The IPO Market Cycle

It isn’t because I don’t want it, or that it’s not appealing to me.

I just know there are usually bugs that have to be worked out with the first iteration of new technology as companies rush to put products on the shelves.

So I sit back and wait until those things are worked out, and then I may buy. That decision can be months or even a year after the iPhone was initially released.

I feel the same way about the IPO market.

There’s generally a lot of buzz around a company that launches an IPO. But that’s mainly buzz the company has self-generated as management travels the globe to sell investors on why they’re so great.

When the IPO comes to market, over the first three days, there is a line of people waiting to buy, driving the price up and creating even more buzz.

Then things usually calm down, the price falls and you don’t hear much after that.

It’s similar to IPOs because after the first three days, that’s about it. Then once the lockdown period is over, everyday investors have the opportunity to buy in.

After that lockdown period ends, you get a real sense of sentiment because if those who bought when the IPO launched start to sell, that means the company isn’t worth the hype.

The IPO Market Has Been Hammered

Thanks in large part to burnouts like WeWork, the IPO market has taken it on the chin this year.

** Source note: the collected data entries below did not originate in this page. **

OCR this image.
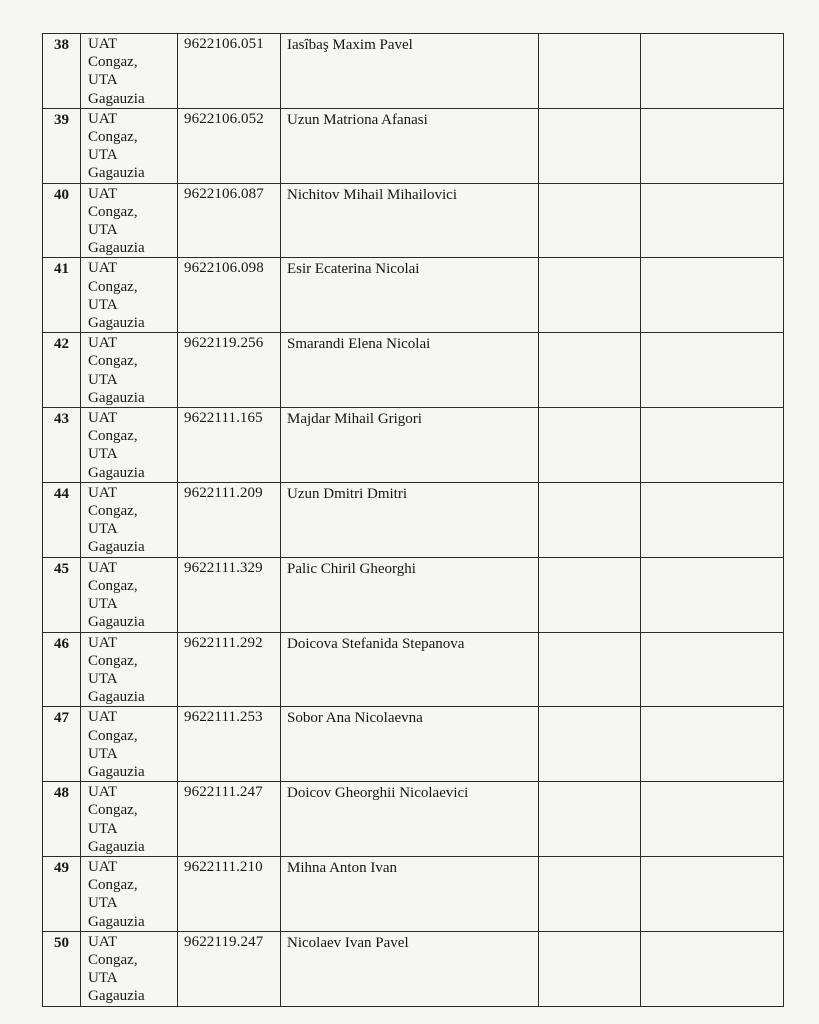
38	UAT
Congaz,
UTA
Gagauzia	9622106.051	Iasîbaş Maxim Pavel		

39	UAT
Congaz,
UTA
Gagauzia	9622106.052	Uzun Matriona Afanasi		

40	UAT
Congaz,
UTA
Gagauzia	9622106.087	Nichitov Mihail Mihailovici		

41	UAT
Congaz,
UTA
Gagauzia	9622106.098	Esir Ecaterina Nicolai		

42	UAT
Congaz,
UTA
Gagauzia	9622119.256	Smarandi Elena Nicolai		

43	UAT
Congaz,
UTA
Gagauzia	9622111.165	Majdar Mihail Grigori		

44	UAT
Congaz,
UTA
Gagauzia	9622111.209	Uzun Dmitri Dmitri		

45	UAT
Congaz,
UTA
Gagauzia	9622111.329	Palic Chiril Gheorghi		

46	UAT
Congaz,
UTA
Gagauzia	9622111.292	Doicova Stefanida Stepanova		

47	UAT
Congaz,
UTA
Gagauzia	9622111.253	Sobor Ana Nicolaevna		

48	UAT
Congaz,
UTA
Gagauzia	9622111.247	Doicov Gheorghii Nicolaevici		

49	UAT
Congaz,
UTA
Gagauzia	9622111.210	Mihna Anton Ivan		

50	UAT
Congaz,
UTA
Gagauzia	9622119.247	Nicolaev Ivan Pavel		
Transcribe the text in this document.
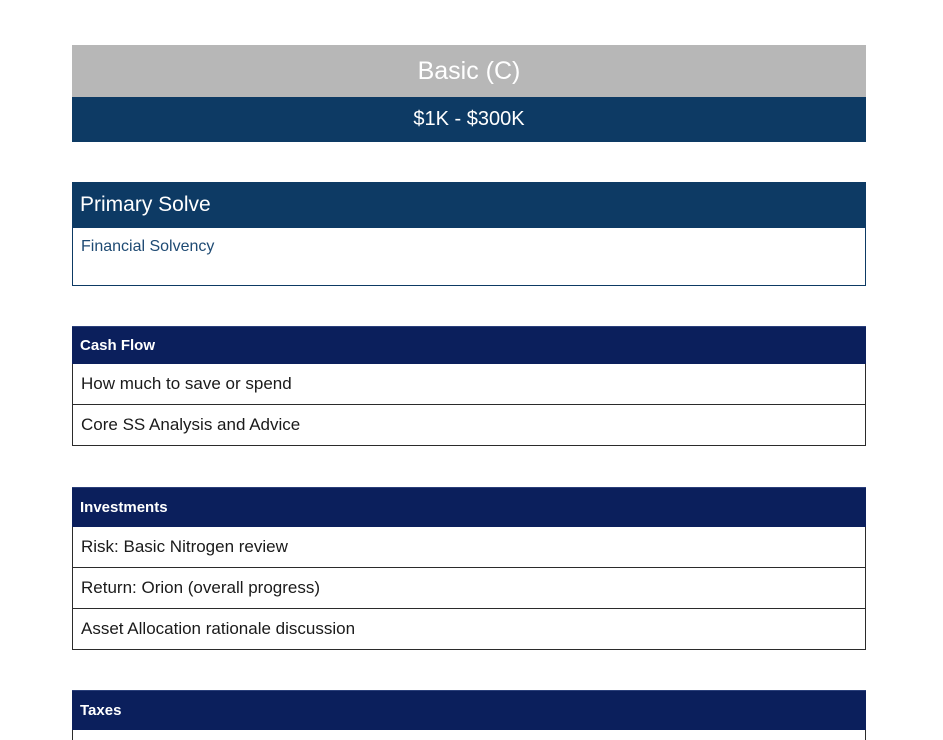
Basic (C)
$1K - $300K
Primary Solve
Financial Solvency
Cash Flow
How much to save or spend
Core SS Analysis and Advice
Investments
Risk: Basic Nitrogen review
Return: Orion (overall progress)
Asset Allocation rationale discussion
Taxes
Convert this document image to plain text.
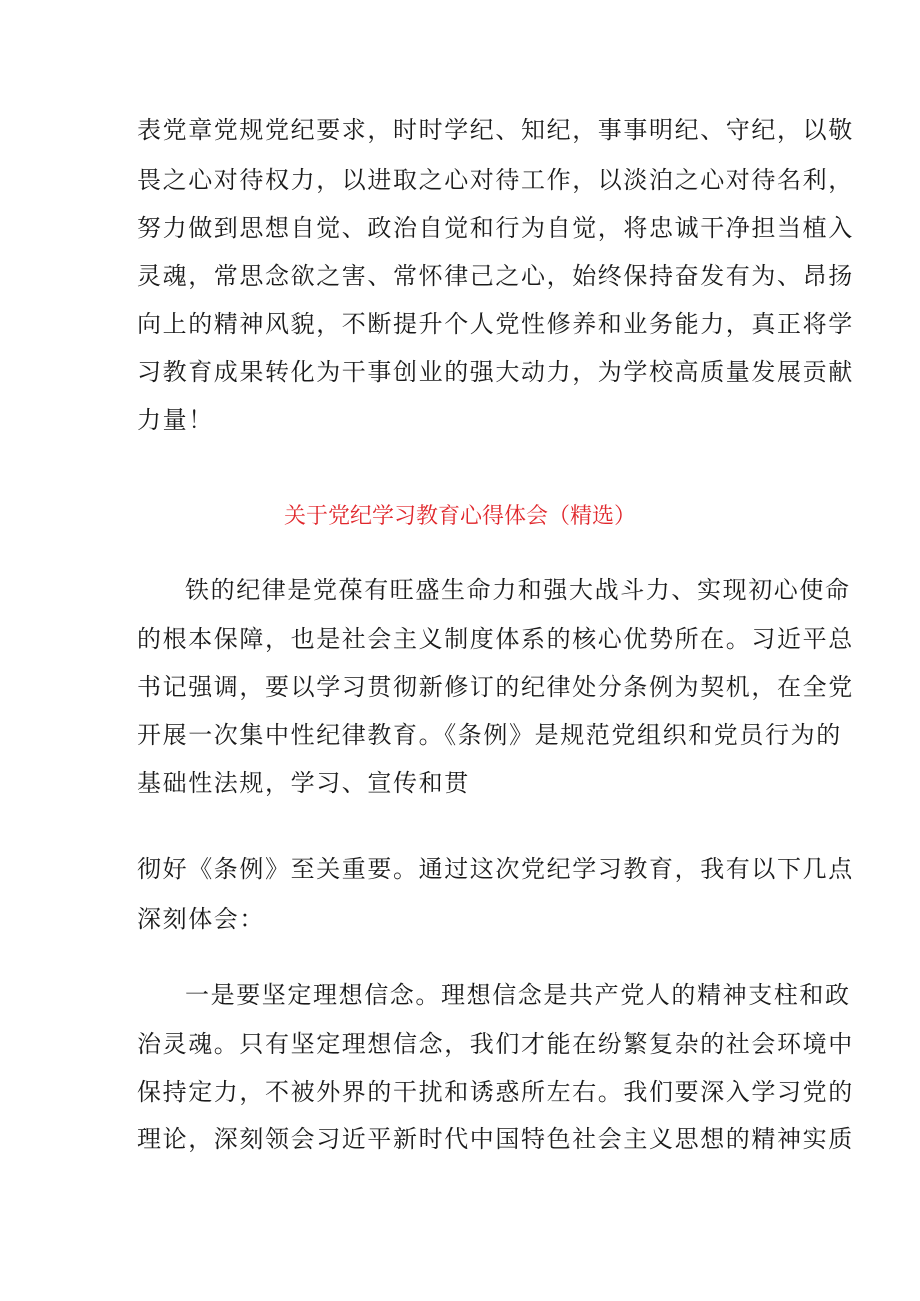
表党章党规党纪要求，时时学纪、知纪，事事明纪、守纪，以敬
畏之心对待权力，以进取之心对待工作，以淡泊之心对待名利，
努力做到思想自觉、政治自觉和行为自觉，将忠诚干净担当植入
灵魂，常思念欲之害、常怀律己之心，始终保持奋发有为、昂扬
向上的精神风貌，不断提升个人党性修养和业务能力，真正将学
习教育成果转化为干事创业的强大动力，为学校高质量发展贡献
力量！
关于党纪学习教育心得体会（精选）
铁的纪律是党葆有旺盛生命力和强大战斗力、实现初心使命
的根本保障，也是社会主义制度体系的核心优势所在。习近平总
书记强调，要以学习贯彻新修订的纪律处分条例为契机，在全党
开展一次集中性纪律教育。《条例》是规范党组织和党员行为的
基础性法规，学习、宣传和贯
彻好《条例》至关重要。通过这次党纪学习教育，我有以下几点
深刻体会：
一是要坚定理想信念。理想信念是共产党人的精神支柱和政
治灵魂。只有坚定理想信念，我们才能在纷繁复杂的社会环境中
保持定力，不被外界的干扰和诱惑所左右。我们要深入学习党的
理论，深刻领会习近平新时代中国特色社会主义思想的精神实质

WeWork was valued highly as a private company, but the business model was shaky at best, to say the least.

It offers shared workspaces that businesses and individuals can rent. The problem was WeWork was buying up spaces they were unable to rent as fast as they were buying, and it was hemorrhaging cash.

As you can see in the chart below, the number of IPOs filed in 2020 pales in comparison to other years.

 

But It’s Gotten Better

The stock market welcomed a fresh pair of companies that have somewhat turned the tide in the IPO market.

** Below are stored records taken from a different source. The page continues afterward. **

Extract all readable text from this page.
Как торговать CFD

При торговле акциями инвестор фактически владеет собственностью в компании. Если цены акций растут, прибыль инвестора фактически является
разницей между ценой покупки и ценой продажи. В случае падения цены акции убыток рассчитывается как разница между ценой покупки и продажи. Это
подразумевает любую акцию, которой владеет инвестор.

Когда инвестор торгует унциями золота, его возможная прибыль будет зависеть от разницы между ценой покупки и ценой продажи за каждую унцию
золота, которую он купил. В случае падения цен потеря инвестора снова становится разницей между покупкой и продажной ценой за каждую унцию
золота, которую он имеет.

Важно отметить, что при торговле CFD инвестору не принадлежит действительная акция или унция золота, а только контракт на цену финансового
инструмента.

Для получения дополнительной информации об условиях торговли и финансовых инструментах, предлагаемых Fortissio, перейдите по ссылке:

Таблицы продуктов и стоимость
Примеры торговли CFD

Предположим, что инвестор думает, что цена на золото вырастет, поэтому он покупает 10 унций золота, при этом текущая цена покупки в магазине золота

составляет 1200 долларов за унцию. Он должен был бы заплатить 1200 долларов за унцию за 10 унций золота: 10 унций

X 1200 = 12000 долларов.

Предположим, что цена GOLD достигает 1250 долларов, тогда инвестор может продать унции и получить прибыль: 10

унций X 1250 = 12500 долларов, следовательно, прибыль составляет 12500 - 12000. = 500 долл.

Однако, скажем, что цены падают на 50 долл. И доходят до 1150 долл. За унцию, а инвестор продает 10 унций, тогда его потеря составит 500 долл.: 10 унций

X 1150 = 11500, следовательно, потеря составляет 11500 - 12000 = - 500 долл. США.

ZoomInfo Technologies Inc. (Nasdaq: ZI) came out with an initial share price of $21. Just hours later, it jumped 90%.

Warner Music Group Corp. (Nasdaq: WMG) came out of the gate recently at $25 per share and it’s up to around $30 now.

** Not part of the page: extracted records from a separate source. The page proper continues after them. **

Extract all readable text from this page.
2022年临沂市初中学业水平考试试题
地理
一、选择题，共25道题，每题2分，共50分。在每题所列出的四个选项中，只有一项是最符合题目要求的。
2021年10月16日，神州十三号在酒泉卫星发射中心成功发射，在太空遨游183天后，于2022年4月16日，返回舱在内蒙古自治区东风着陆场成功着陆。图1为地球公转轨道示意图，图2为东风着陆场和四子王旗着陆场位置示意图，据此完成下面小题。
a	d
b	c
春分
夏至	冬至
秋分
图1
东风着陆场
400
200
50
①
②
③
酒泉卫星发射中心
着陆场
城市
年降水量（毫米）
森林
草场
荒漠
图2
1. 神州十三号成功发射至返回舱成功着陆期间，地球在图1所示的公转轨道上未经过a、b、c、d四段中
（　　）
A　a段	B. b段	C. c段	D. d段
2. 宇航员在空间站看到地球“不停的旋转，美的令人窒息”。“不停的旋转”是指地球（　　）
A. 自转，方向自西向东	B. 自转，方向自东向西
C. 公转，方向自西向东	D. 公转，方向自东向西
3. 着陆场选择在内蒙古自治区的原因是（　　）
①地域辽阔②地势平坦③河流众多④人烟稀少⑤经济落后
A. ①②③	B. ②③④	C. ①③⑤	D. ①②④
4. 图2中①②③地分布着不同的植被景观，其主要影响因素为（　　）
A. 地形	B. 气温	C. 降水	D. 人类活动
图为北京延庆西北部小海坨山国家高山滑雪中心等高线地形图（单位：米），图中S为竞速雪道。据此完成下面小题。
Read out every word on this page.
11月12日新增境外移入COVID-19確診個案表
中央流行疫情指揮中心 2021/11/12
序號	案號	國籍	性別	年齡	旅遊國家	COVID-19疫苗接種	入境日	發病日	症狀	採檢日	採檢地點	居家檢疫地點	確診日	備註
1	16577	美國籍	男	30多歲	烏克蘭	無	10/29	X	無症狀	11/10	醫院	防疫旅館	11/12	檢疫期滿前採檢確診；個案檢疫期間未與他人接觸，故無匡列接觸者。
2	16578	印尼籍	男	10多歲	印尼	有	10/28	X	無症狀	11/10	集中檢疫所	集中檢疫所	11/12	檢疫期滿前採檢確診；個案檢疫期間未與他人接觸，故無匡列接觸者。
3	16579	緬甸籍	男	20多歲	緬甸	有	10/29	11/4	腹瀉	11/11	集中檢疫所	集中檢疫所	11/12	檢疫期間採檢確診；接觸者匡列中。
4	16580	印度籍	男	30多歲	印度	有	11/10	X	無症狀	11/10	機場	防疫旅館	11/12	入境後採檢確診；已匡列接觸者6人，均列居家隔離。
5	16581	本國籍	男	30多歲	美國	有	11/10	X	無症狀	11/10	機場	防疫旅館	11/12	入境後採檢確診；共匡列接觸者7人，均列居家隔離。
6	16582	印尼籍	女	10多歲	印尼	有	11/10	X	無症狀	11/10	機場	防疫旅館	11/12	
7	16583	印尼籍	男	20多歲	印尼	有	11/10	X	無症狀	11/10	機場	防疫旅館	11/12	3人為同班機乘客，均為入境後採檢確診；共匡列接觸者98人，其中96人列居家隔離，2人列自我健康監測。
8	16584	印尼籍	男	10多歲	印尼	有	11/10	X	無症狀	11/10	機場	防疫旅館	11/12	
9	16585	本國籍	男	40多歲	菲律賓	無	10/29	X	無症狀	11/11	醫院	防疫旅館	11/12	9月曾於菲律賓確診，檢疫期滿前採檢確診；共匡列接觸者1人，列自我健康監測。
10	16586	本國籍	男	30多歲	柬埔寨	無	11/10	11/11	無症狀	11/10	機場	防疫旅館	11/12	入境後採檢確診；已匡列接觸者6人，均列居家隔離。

Just today, Vroom Inc. (Nasdaq: VRM) began listing on the Nasdaq and it’s up 108% as of 1:20 p.m. EDT.

These all have the potential to be great companies. But like with Warner Music Group, I would exercise caution before investing until after the initial pop.

But There Is a Way to Play IPOs for Gains

Investor profits on IPOs don’t generally happen right away. In some cases, it can take years to see worthwhile gains.

But the current status of the stock market has opened a nice opportunity for those interested in adding IPOs to their portfolio.

Here’s why …

You see, we are in the midst of one of the biggest stock market rallies in recent history. The S&P 500 has bounced more than 40% from its bear market low set back in March 2020.

For context, it’s now basically flat for the year.

However, there’s an IPO play that has done even better — to the tune of a 23% gain this year.

That’s impressive even for me as someone who’s hesitant when it comes to the IPO market.

For further context, this IPO stock is up 78% from its bear market low.

The Renaissance IPO ETF (NYSEARCA: IPO) is an exchange-traded fund that tracks around 50 of the newest and biggest publicly traded companies.

It adds big IPOs on a fast-entry basis while others are added during quarterly reviews. It includes Uber Technologies (NYSE: UBER), Spotify Technologies SA (NYSE: SPOT) and DocuSign Inc. (Nasdaq: DOCU) in its tracking.

As you can see, since taking the March dip along with the rest of the stock market, this ETF has bounced more than 78% to trade at around $38 per share.

In addition, because this is an ETF, it also pays a dividend. Its current annual dividend yield is 0.38% and its last dividend payment was $0.06 per share.

The ETF does have a management fee of 0.6%, but it also has a one-year return of 24.3%.

If you are hesitant about getting into a particular IPO, the Renaissance IPO ETF provides a nice way to get into a bunch of them with little risk.

The share price is affordable and its momentum is showing a strong uptrend. That means the opportunity for profit in the IPO market is most certainly there.